During the Istanbul Film Festival last month, police used water cannon, tear gas and batons to disperse a crowd, Costa-Gavras among them, who were protesting against the imminent destruction of the Emek Theatre. Built in 1924 as the Melek Sineması in the former Club des Chasseurs de Constantinople, the cinema closed in 2010. It has been an object of contention ever since plans were announced that the state-owned building would be torn down and replaced with yet another shopping mall, as happened to the nearby Saray Sineması. The government and the construction firm they leased the building to, Kamer İnşaat, say that the Emek will be preserved and moved to the mall’s fourth floor. This seems unlikely, considering that it’s an 875-seat, single-screen theatre.

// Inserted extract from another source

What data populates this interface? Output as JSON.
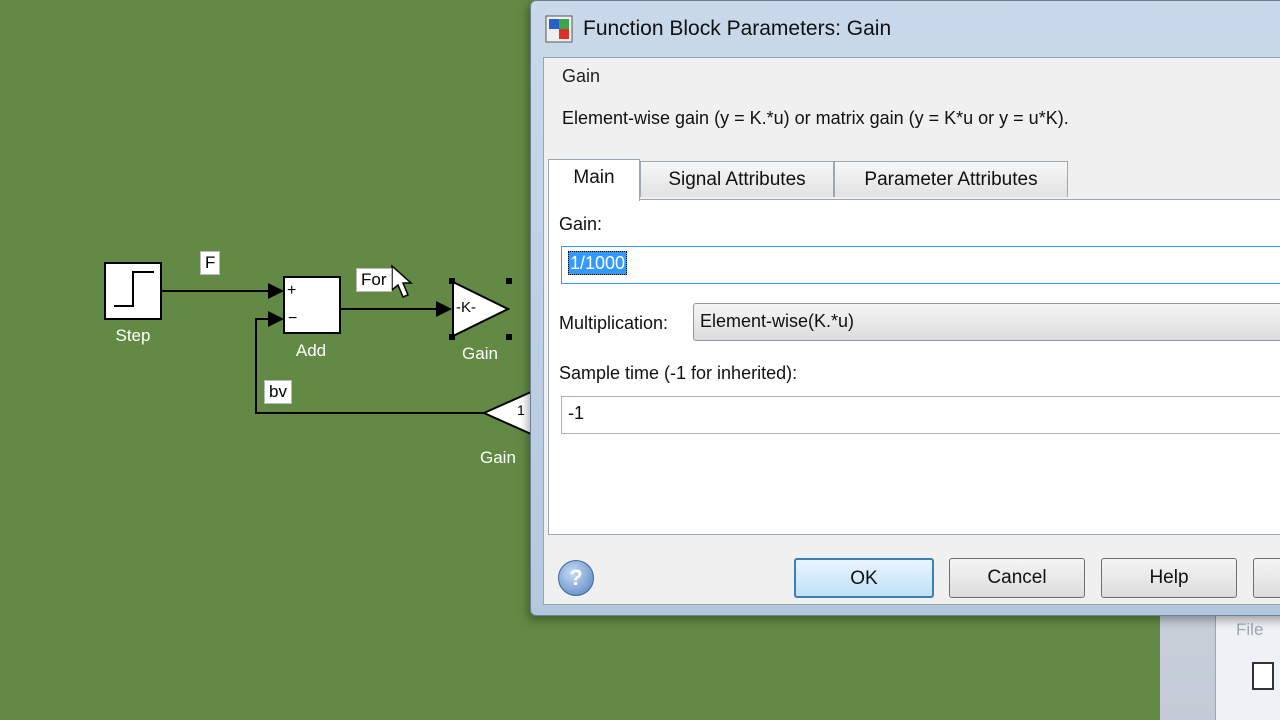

The loss of many of the wooden houses, or yalı, along the Bosphorus has been decried in the international press for years, but the snowballing demolition of public property in Istanbul, often preceded by a convenient fire and followed by the building of a mall or hotel, has received less attention. Many of the buildings destined for the wrecking ball or already gone were built during the late 19th-century flourishing of Armenian, Jewish and European bourgeois architecture in Beyoğlu. Several people I spoke to at the festival said the programme of demolition is part of the Erdoğan government’s long-term goal of eliminating Turkey’s multiethnic Ottoman identity.

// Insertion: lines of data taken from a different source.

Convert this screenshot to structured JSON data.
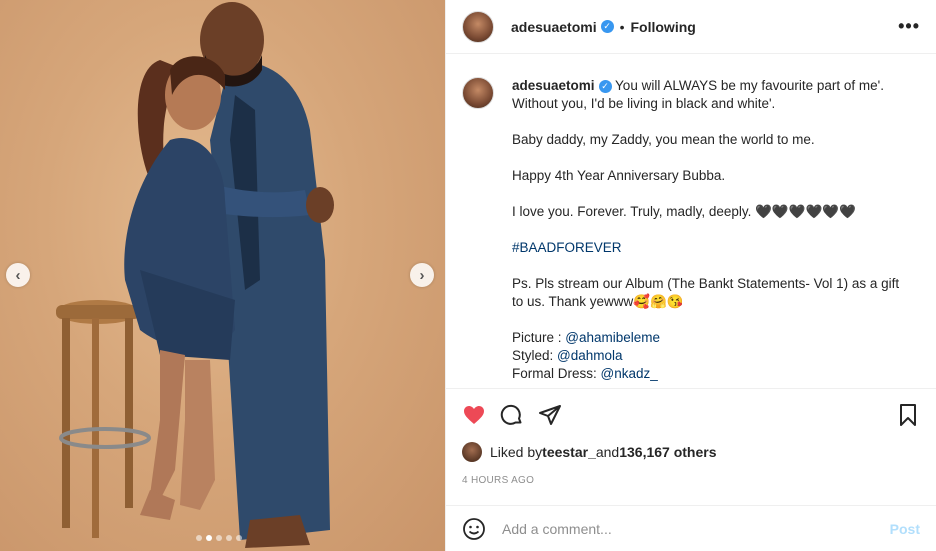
{
  "post": {
    "username": "adesuaetomi",
    "follow_state": "Following",
    "separator": "•",
    "more_icon": "more-horizontal-icon"
  },
  "media": {
    "prev_glyph": "‹",
    "next_glyph": "›",
    "carousel_count": 5,
    "carousel_active": 2
  },
  "caption": {
    "username": "adesuaetomi",
    "line1": "You will ALWAYS be my favourite part of me'. Without you, I'd be living in black and white'.",
    "line2": "Baby daddy, my Zaddy, you mean the world to me.",
    "line3": "Happy 4th Year Anniversary Bubba.",
    "line4": "I love you. Forever. Truly, madly, deeply. 🖤🖤🖤🖤🖤🖤",
    "hashtag": "#BAADFOREVER",
    "line5": "Ps. Pls stream our Album (The Bankt Statements- Vol 1) as a gift to us. Thank yewww🥰🤗😘",
    "credit1_label": "Picture : ",
    "credit1_value": "@ahamibeleme",
    "credit2_label": "Styled: ",
    "credit2_value": "@dahmola",
    "credit3_label": "Formal Dress: ",
    "credit3_value": "@nkadz_"
  },
  "likes": {
    "prefix": "Liked by ",
    "user": "teestar_",
    "middle": " and ",
    "count": "136,167 others"
  },
  "timestamp": "4 HOURS AGO",
  "comment": {
    "placeholder": "Add a comment...",
    "post_label": "Post"
  },
  "colors": {
    "like_red": "#ed4956",
    "link_blue": "#00376b",
    "verified_blue": "#3897f0",
    "post_disabled": "#b2dffc"
  }
}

Emek’s position on Yeşilçam Sokak, Turkey’s answer to Hollywood Boulevard, makes it a symbol of the industry, which the governing AKP would undoubtedly like to see neutered. But the nation’s filmmakers, including an encouragingly high number of women directors, are far from compliant. At this year’s festival there were movies about dysfunctional families (Lifelong/Hayatboyu, Nobody’s Home/Köksüz), Armenian identity (Saroyanland/Saroyan Ülkesi) and prostitution (Cold/Soğuk).

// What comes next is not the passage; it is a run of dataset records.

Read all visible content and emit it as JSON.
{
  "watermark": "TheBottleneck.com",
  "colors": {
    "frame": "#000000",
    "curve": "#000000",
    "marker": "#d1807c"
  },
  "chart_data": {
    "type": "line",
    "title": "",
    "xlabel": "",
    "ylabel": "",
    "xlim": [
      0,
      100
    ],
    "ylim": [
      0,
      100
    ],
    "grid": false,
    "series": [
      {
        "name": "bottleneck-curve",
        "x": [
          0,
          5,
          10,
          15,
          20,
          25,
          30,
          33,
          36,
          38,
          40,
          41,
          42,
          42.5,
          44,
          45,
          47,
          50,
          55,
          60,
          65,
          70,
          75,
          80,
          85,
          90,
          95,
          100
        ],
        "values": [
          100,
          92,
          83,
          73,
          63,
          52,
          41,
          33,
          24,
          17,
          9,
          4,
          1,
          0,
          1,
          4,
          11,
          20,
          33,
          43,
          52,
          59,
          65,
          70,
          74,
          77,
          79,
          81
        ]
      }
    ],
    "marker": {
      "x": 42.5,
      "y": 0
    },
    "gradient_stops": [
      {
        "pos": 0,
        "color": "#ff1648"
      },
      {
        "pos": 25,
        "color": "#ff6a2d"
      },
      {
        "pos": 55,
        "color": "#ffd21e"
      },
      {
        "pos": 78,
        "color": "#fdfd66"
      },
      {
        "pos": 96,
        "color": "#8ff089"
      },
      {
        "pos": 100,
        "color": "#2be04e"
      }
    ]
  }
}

Aslı Özge’s Lifelong is stunningly shot, sometimes at the expense of the story of a couple’s disintegrating relationship. Onur Ünlü’s Thou Gild’st the Even/Sen Aydınlatırsın Geceyi, winner of the national section’s top prize, is an ambitious absurdist satire – perhaps too ambitious – full of melancholy whimsy and photographed in handsome black and white. Lusin Dink’s Saroyanland used a dramatised documentary format (not my favourite genre) to tell the story of William Saroyan’s journey late in life to his Armenian parents’ hometown of Bitlis. At 72 minutes it’s a little long, and Saroyan’s words are better read than listened to on a soundtrack, but the film offers intriguing insights into the writer’s intellectual evolution.